Just a year ago vulnerabilities in Android allowed hackers to quietly spy on nearly a billion phones with one specially-crafted text. iPhone owners should now take note: a security researcher today warned there are comparable vulnerabilities to those Stagefright bugs in iOS allowing completely silent, almost undetectable password theft from iPhones. Apple has patched the flaws in iOS 9.3.3, however, and users have been advised to update as soon as they can.

Cisco Talos senior security researcher Tyler Bohan found the critical bug in ImageIO, which is used to handle image data. An attacker could create an exploit - a little program that takes advantage of vulnerabilities - and send it via a multimedia message (MMS) inside a Tagged Image File Format (TIFF). Once received, the hack would launch. The user would have no chance of detecting the attack, which would begin to write code beyond the normal permitted boundaries of an iPhone's texting tool.

The attack could also be delivered over Safari; all that would be required would be for the user to visit a website containing the malicious code and for the browser to parse the exploit. No interaction with the site would be required.

Bohan described the issue as "an extremely critical bug, comparable to the Android Stagefright as far as exposure goes." "The receiver of an MMS cannot prevent exploitation and MMS is a store and deliver mechanism, so I can send the exploit today and you will receive it whenever your phone is online," he added.

A major Apple OS vulnerability

Once executed, the exploit could leak authentication credentials stored in memory to the attacker. FORBES believes these include any credentials the target is using in the browser, such as website and email logins, as well as Safari cookies. A hacker would need a further iOS jailbreak or root exploit to take total control of the phone, however. That's because iOS enjoys sandbox protection, which prevents hackers exploiting one part of the operating system to own the whole thing.

The bugs uncovered by Bohan work across all widely-used Apple operating systems, however, including Mac OS X, tvOS and watchOS. Indeed, Bohan noted that Mac OS X doesn't have sandboxing, giving an attacker remote access to the PC with the victim's passwords. That potentially makes it a more severe threat to owners of Apple's PCs, as a simple email could prize Macs open.

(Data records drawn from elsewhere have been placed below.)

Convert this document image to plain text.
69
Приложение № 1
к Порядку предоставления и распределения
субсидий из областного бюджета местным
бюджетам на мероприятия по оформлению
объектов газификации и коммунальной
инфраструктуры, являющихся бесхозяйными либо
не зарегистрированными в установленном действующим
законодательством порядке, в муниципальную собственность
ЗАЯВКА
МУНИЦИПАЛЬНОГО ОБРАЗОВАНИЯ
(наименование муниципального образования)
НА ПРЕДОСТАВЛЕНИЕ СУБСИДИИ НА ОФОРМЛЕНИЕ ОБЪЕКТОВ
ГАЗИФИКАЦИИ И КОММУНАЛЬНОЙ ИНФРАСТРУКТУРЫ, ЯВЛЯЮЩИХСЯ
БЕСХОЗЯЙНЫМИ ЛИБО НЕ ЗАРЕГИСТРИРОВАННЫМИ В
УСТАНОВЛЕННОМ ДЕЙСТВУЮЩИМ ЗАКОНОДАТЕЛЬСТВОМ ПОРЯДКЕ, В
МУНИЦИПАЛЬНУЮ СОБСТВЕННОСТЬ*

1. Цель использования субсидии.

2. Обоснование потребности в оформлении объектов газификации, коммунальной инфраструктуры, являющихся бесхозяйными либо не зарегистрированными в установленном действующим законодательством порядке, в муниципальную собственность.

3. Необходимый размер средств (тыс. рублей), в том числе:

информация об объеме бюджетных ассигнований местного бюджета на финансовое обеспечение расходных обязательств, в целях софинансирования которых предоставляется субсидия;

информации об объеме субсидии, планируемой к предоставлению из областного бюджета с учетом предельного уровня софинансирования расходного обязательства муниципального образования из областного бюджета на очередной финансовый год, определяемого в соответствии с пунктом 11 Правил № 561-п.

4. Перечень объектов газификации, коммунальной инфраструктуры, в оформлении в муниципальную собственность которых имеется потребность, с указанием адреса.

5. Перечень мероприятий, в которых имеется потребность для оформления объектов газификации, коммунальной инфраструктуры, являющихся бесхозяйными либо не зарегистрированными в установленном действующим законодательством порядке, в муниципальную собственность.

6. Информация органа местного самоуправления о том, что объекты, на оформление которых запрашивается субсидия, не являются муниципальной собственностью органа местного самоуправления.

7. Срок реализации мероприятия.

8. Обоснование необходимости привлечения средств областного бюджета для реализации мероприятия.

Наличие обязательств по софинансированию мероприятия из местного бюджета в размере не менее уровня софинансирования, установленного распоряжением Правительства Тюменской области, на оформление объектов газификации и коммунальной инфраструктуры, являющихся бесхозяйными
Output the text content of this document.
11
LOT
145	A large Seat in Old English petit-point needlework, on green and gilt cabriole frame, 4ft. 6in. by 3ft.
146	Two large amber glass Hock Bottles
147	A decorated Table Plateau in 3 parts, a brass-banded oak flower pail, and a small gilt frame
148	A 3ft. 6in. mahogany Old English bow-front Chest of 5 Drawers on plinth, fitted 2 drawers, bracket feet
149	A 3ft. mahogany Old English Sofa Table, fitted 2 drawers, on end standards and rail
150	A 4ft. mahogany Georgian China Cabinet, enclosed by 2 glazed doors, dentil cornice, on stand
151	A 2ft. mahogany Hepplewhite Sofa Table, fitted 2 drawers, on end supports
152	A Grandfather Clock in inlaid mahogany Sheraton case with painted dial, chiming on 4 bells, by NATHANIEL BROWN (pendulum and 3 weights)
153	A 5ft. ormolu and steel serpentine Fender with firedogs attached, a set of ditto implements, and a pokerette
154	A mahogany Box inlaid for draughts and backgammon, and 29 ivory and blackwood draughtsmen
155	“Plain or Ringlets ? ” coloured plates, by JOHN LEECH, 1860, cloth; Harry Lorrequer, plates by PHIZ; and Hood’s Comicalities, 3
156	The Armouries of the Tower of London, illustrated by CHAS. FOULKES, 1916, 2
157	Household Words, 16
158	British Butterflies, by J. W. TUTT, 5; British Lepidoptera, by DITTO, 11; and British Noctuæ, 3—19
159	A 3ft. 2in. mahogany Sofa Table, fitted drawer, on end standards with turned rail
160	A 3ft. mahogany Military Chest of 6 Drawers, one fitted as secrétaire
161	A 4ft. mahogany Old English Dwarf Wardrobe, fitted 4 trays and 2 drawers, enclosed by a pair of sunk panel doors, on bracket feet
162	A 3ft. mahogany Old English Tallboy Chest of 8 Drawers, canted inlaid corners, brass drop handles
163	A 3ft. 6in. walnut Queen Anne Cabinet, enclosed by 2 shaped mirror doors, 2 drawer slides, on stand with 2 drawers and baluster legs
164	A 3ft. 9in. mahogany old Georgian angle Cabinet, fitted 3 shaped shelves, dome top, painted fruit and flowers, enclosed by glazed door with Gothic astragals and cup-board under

Users should patch now, as it wouldn't take long for criminals to find a way to take advantage of the weaknesses now they're known. "Exploitation wise, Talos estimates there is about a two-week effort to get from the information we disclosed publicly to a fully working exploit with a decent amount of reliability," Bohan added.

He also found memory corruption issues in iOS' CoreGraphics, which helps render 2D graphics across those OSes. Another serious flaws patched by Apple this week resided in FaceTime, permitting anyone on the same network as a user to spy on their conversations. As per Apple's description, "an attacker in a privileged network position may be able to cause a relayed call to continue transmitting audio while appearing as if the call terminated." Martin Vigo, a security engineer at Salesforce, uncovered the bug.

Details on all 43 flaws addressed in 9.3.3 can be found on Apple's advisory. The tech titan also put out advisories for iTunes on Windows, Safari, tvOS, watchOS and OS X El Capitan.

This article previously incorrectly stated Wi-Fi passwords would be leaked by exploiting the Stagefright-esque flaw. An update has removed that claim.